The Battle of Dogger Bank was a naval engagement during the First World War that took place on 24 January 1915 near the Dogger Bank in the North Sea between squadrons of the British Grand Fleet and the Kaiserliche Marine (High Seas Fleet).

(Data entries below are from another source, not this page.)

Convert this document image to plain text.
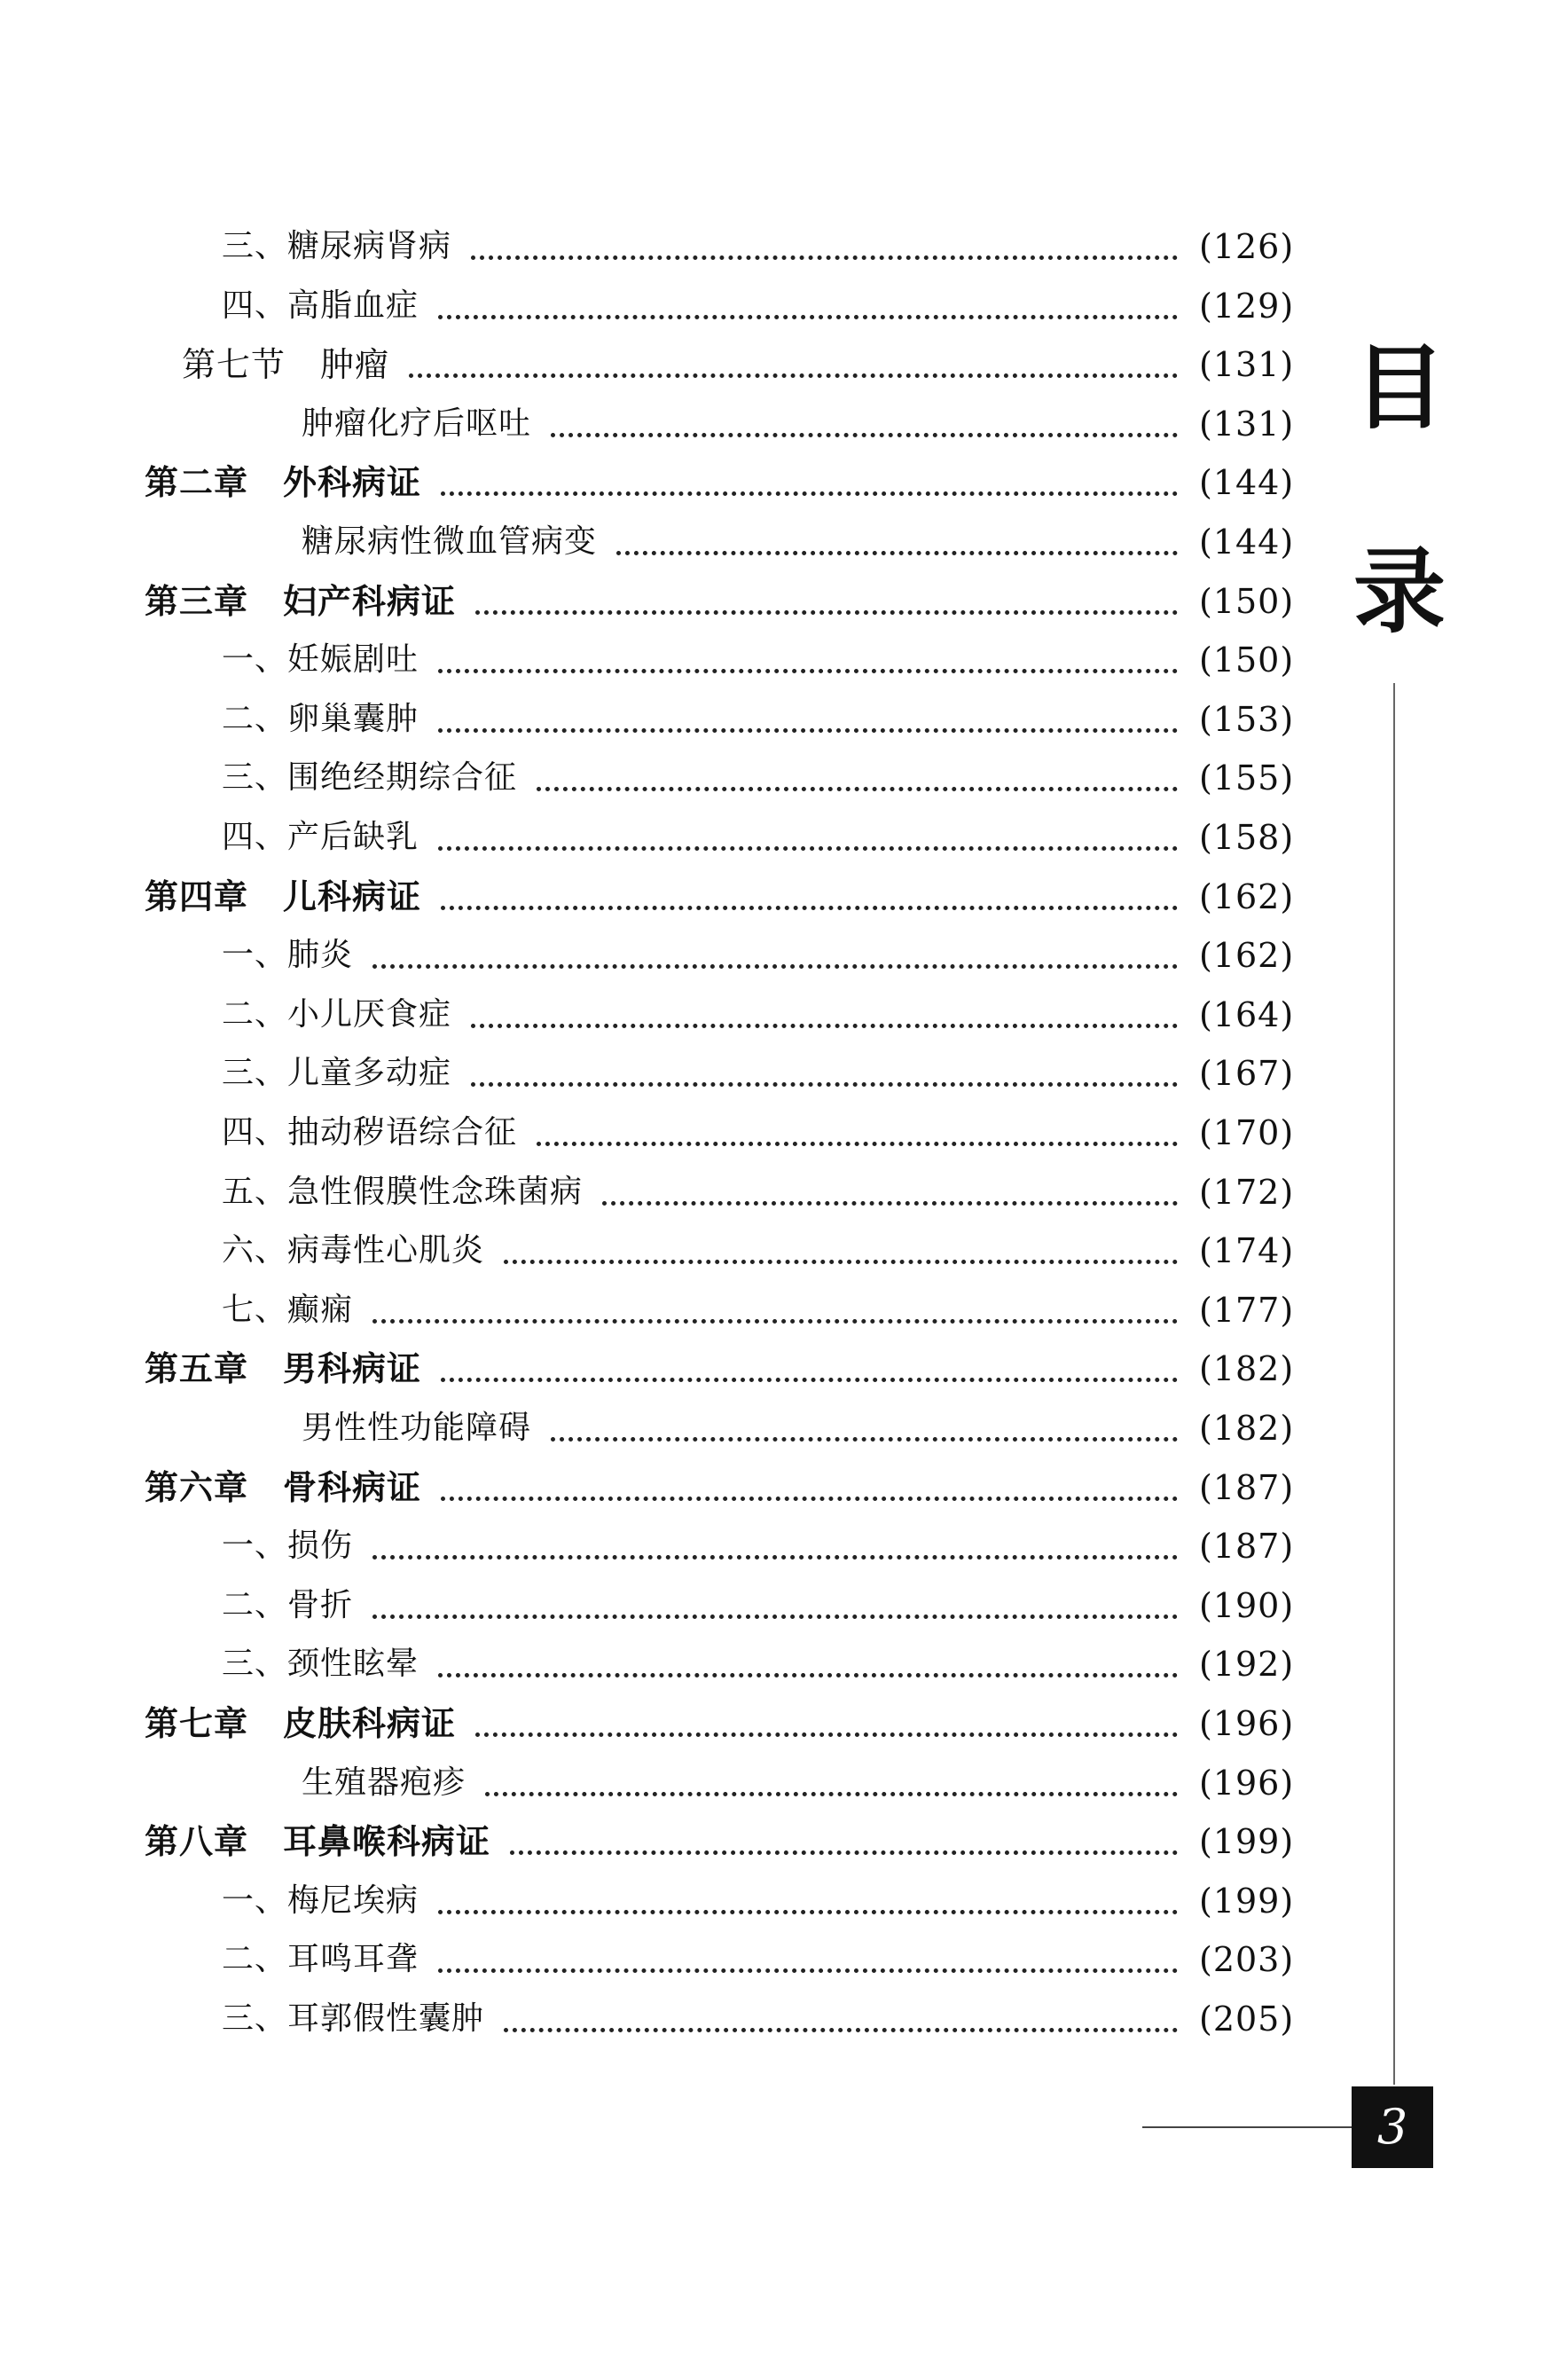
三、糖尿病肾病	(126)
四、高脂血症	(129)
第七节　肿瘤	(131)
肿瘤化疗后呕吐	(131)
第二章　外科病证	(144)
糖尿病性微血管病变	(144)
第三章　妇产科病证	(150)
一、妊娠剧吐	(150)
二、卵巢囊肿	(153)
三、围绝经期综合征	(155)
四、产后缺乳	(158)
第四章　儿科病证	(162)
一、肺炎	(162)
二、小儿厌食症	(164)
三、儿童多动症	(167)
四、抽动秽语综合征	(170)
五、急性假膜性念珠菌病	(172)
六、病毒性心肌炎	(174)
七、癫痫	(177)
第五章　男科病证	(182)
男性性功能障碍	(182)
第六章　骨科病证	(187)
一、损伤	(187)
二、骨折	(190)
三、颈性眩晕	(192)
第七章　皮肤科病证	(196)
生殖器疱疹	(196)
第八章　耳鼻喉科病证	(199)
一、梅尼埃病	(199)
二、耳鸣耳聋	(203)
三、耳郭假性囊肿	(205)
目
录
3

The British surprised the smaller and slower German squadron, which fled for home. During a stern chase lasting several hours, the British caught up with the Germans and engaged them with long-range gunfire. The German squadron returned to harbour, with some ships in need of extensive repairs. The Germans lost Blücher and most of her crew. The British flagship Lion was out of action for several months, but they lost no ships and suffered few casualties.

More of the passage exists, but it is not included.